WNY Independent Living Director of Advocacy Todd Vaarwerk said, “We’ve seen it before – services that were once offered through the NFTA for physically and developmentally disabled individuals, get cut and have adverse effects. Those people end up being isolated; they decline medically, and then end up in nursing homes. It’s a sad reality that needs to end.”

North Tonawanda resident and Metro bus rider Lee Stevens said, “Removing the 57 route is discriminatory against people who live in the suburbs. Anyone with a disability is forced to travel to the city to catch a bus. Moreover, these cuts affect us all one way or another. If citizens don't directly have a disability, they surely have a loved one or friend who does. This negatively affects their quality of life.”

Paratransit rider Henry Oberjosh said, “Once the PAL service stops next March, I’ll have to travel 1 – 1 ½ hours, three times a week on my powered wheelchair to get to my dialysis appointments.

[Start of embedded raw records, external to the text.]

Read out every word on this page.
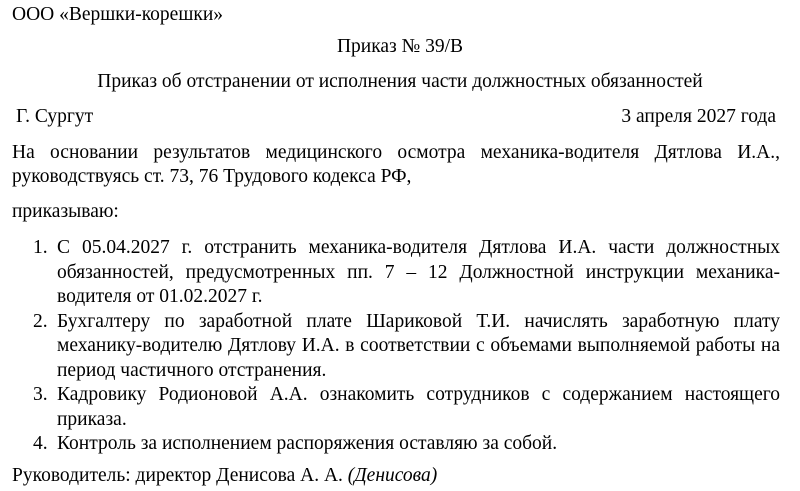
ООО «Вершки-корешки»
Приказ № 39/В
Приказ об отстранении от исполнения части должностных обязанностей
Г. Сургут	3 апреля 2027 года
На основании результатов медицинского осмотра механика-водителя Дятлова И.А., руководствуясь ст. 73, 76 Трудового кодекса РФ,
приказываю:
1. С 05.04.2027 г. отстранить механика-водителя Дятлова И.А. части должностных обязанностей, предусмотренных пп. 7 – 12 Должностной инструкции механика-водителя от 01.02.2027 г.
2. Бухгалтеру по заработной плате Шариковой Т.И. начислять заработную плату механику-водителю Дятлову И.А. в соответствии с объемами выполняемой работы на период частичного отстранения.
3. Кадровику Родионовой А.А. ознакомить сотрудников с содержанием настоящего приказа.
4. Контроль за исполнением распоряжения оставляю за собой.
Руководитель: директор Денисова А. А. (Денисова)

Taking our means of transportation away from us will negatively impact our quality of life, jeopardize our independent living, and infringe upon our basic rights.” `

Despite the $6.4 million Senator Ortt fought to secure for the NFTA in the New York State Budget, routes 57 and 55L were still cut. Of that amount, $2.5 million was aside to help the NFTA maintain current schedules for bus routes in jeopardy of termination.

Additionally, Senator Ortt sponsored a bill that passed in both houses of the state Legislature in June. The bill (S4523A) prevents NFTA funds from being diverted. It ensures that money allocated for the NFTA goes directly to the NFTA’s general fund rather than being redirected to the state for governmental purposes.

Other speakers at the press conference included Lockport Mayor Anne McCaffrey, North Tonawanda Mayor Art Pappas, North Tonawanda Common Council President Russ Rizzo, and Aspire of WNY President Tom Sy.